Friends of the pooch’s owners urged them to euthanize him, citing the high cost of his medical care and the probability that he would soon deteriorate further. But Max’s human family didn’t listen to them.
Instead, they took him to a holistic veterinarian, who promptly put the dog on a treadmill in water for some joint-friendly exercise. She also recommended changing his food and said his snacks should be limited to green beans. In six months, he stopped sneezing, again enjoyed daily walks and had shed 11 pounds. He lived until the ripe old Cocker age of 14 ½.
Not so many years ago, veterinarians scoffed at their colleagues who used alternative health treatments on their furry clients. While some still remain skeptical, the shift in American culture toward healthier living and alternative medicine has infiltrated many vet practices.

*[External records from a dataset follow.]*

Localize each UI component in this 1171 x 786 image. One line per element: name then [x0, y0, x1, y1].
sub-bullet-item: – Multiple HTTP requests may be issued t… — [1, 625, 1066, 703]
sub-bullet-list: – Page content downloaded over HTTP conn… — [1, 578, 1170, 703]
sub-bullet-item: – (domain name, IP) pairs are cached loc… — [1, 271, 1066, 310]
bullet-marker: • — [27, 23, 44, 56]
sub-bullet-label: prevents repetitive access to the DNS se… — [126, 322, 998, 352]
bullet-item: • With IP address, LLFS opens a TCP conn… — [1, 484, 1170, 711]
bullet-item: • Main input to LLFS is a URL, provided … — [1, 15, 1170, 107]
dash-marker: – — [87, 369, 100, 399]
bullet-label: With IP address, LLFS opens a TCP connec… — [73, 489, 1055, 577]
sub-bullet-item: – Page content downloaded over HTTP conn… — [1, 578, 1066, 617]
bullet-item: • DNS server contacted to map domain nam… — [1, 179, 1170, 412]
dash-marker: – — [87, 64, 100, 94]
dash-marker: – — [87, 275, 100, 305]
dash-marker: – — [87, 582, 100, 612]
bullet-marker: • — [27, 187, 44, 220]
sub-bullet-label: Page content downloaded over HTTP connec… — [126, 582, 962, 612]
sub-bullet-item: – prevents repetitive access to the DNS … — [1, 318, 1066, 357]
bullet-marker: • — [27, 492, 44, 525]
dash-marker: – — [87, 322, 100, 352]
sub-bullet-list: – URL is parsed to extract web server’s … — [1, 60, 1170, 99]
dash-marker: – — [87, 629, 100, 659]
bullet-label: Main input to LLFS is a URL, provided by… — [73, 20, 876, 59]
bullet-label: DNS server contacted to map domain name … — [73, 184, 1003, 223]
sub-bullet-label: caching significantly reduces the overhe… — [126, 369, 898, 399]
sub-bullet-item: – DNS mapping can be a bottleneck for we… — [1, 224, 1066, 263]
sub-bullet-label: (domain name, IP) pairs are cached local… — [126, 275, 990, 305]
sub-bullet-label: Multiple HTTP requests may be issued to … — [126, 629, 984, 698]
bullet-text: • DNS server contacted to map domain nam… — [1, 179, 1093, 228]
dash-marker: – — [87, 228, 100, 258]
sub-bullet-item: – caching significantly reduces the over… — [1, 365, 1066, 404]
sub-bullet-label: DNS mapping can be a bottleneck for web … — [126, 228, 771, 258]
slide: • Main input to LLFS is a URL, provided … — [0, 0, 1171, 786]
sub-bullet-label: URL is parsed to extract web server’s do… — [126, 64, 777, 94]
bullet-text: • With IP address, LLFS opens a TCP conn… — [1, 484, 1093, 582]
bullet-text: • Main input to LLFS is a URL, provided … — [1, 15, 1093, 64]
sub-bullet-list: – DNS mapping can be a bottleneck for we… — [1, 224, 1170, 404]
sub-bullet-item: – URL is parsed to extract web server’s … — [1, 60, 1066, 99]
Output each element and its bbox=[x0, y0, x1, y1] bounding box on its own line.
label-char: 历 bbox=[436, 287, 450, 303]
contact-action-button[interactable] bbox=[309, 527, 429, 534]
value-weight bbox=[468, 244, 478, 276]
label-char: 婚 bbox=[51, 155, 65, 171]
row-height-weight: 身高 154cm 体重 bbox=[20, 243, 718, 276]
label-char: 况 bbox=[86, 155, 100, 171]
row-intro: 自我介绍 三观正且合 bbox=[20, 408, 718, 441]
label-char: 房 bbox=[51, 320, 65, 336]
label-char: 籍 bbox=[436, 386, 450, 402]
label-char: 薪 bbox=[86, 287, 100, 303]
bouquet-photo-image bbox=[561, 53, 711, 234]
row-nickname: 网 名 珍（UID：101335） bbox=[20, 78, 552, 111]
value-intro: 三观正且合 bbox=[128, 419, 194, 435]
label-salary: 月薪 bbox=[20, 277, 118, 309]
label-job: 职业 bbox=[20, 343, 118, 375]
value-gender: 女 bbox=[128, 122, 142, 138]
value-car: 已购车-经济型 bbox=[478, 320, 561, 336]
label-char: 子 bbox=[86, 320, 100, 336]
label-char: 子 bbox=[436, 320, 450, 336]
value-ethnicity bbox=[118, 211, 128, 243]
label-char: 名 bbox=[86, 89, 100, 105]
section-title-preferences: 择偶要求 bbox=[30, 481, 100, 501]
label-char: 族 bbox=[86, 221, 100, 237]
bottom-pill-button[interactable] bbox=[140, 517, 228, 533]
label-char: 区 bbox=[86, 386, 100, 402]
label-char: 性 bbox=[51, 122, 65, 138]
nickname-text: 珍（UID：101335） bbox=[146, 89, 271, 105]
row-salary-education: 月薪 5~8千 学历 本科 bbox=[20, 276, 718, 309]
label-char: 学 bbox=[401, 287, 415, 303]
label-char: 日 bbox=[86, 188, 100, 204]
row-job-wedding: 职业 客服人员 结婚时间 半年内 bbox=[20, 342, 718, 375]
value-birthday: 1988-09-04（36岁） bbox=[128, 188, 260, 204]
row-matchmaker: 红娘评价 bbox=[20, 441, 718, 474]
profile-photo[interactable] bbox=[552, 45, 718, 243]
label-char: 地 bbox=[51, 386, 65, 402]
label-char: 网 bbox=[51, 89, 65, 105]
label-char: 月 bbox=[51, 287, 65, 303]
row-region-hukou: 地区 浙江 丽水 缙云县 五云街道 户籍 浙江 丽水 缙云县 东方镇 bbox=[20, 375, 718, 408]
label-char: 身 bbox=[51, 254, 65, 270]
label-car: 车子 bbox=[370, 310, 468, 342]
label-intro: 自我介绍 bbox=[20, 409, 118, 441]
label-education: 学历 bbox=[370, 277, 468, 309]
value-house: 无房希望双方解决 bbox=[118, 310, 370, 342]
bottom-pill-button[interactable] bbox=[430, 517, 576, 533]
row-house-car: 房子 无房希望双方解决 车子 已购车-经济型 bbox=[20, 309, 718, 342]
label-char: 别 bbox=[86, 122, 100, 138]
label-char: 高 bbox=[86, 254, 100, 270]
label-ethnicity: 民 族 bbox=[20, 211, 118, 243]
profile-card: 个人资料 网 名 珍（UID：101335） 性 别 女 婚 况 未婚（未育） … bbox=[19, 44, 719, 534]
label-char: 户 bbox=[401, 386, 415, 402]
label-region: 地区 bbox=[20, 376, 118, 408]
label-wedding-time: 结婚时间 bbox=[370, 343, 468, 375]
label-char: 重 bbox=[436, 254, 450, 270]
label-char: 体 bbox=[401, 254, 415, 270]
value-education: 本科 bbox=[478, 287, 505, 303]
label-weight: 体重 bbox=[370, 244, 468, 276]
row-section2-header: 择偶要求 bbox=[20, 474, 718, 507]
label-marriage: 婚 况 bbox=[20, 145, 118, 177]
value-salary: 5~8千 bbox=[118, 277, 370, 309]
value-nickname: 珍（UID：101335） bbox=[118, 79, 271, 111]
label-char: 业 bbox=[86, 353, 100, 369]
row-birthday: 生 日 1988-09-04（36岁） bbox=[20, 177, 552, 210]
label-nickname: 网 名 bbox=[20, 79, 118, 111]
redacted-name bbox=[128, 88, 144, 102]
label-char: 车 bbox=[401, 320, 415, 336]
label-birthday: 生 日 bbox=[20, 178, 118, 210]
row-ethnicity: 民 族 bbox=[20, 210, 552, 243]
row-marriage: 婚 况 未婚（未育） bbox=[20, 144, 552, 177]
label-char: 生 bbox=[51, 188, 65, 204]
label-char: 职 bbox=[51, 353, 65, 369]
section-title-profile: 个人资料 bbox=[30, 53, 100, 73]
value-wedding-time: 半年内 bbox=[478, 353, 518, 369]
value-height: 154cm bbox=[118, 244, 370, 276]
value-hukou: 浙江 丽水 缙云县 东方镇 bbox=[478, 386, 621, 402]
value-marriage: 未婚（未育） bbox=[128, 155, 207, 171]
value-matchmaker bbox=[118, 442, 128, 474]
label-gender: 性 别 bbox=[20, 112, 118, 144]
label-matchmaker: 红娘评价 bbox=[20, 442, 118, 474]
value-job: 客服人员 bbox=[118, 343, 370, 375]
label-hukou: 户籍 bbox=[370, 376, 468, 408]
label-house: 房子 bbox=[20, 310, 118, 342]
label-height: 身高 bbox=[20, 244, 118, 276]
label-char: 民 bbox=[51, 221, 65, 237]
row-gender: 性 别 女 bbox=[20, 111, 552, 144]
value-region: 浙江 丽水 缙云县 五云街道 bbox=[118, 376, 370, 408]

According to the Washington Post, animals suffering from ailments such as allergies and arthritis have a good chance of being treated with therapies such as Chinese herbs and acupuncture. Jordan Kocen, a Fairfax, Virginia veterinarian who practices alternative therapies, indicates that dogs, cats and rabbits are all good candidates for alternative health care. Homeopathic remedies are often effective in treating a cat’s asthma, and acupuncture can be helpful for a dog with arthritis, he added.
Often pets who receive alternative treatments do so because their owners already had an interest in alternative medicine for their own health. Others are the beneficiary of this type of health care only when traditional medicine hasn’t worked. Many large veterinary clinics provide both standard and alternative types of medical care.
One of the problems in assessing the effectiveness of alternative health care for dogs can be the owners’ desire to believe that it will help their pets. Sometimes they’re so eager to see an improvement that they perceive there’s been a positive change when none has in fact occurred.
There are no official records of how many veterinarians practice alternative health care in the United States. However, a Maryland vet noted that while only around 30 used to attend annual holistic veterinary conferences with her some years ago, the number has now grown to 800.
Alternative health treatments aren’t limited to homeopathy and acupuncture. Depending on their condition, dogs might also receive deep-tissue massage, chiropractic treatment or ozone therapy for cancer.
Most pet insurance covers some alternative procedures, the Post reports. Acupuncture, which runs around $95 per session in many urban areas, is usually one of them. Typically, the dogs’ owners pay the vet, then seek reimbursement from the insurance company.
Many vets who practice only traditional medicine are willing to provide a referral to a practitioner who uses alternative health treatments if there is one in the area. Contacting the nearest school of veterinary medicine and asking for a few names can also result in referrals.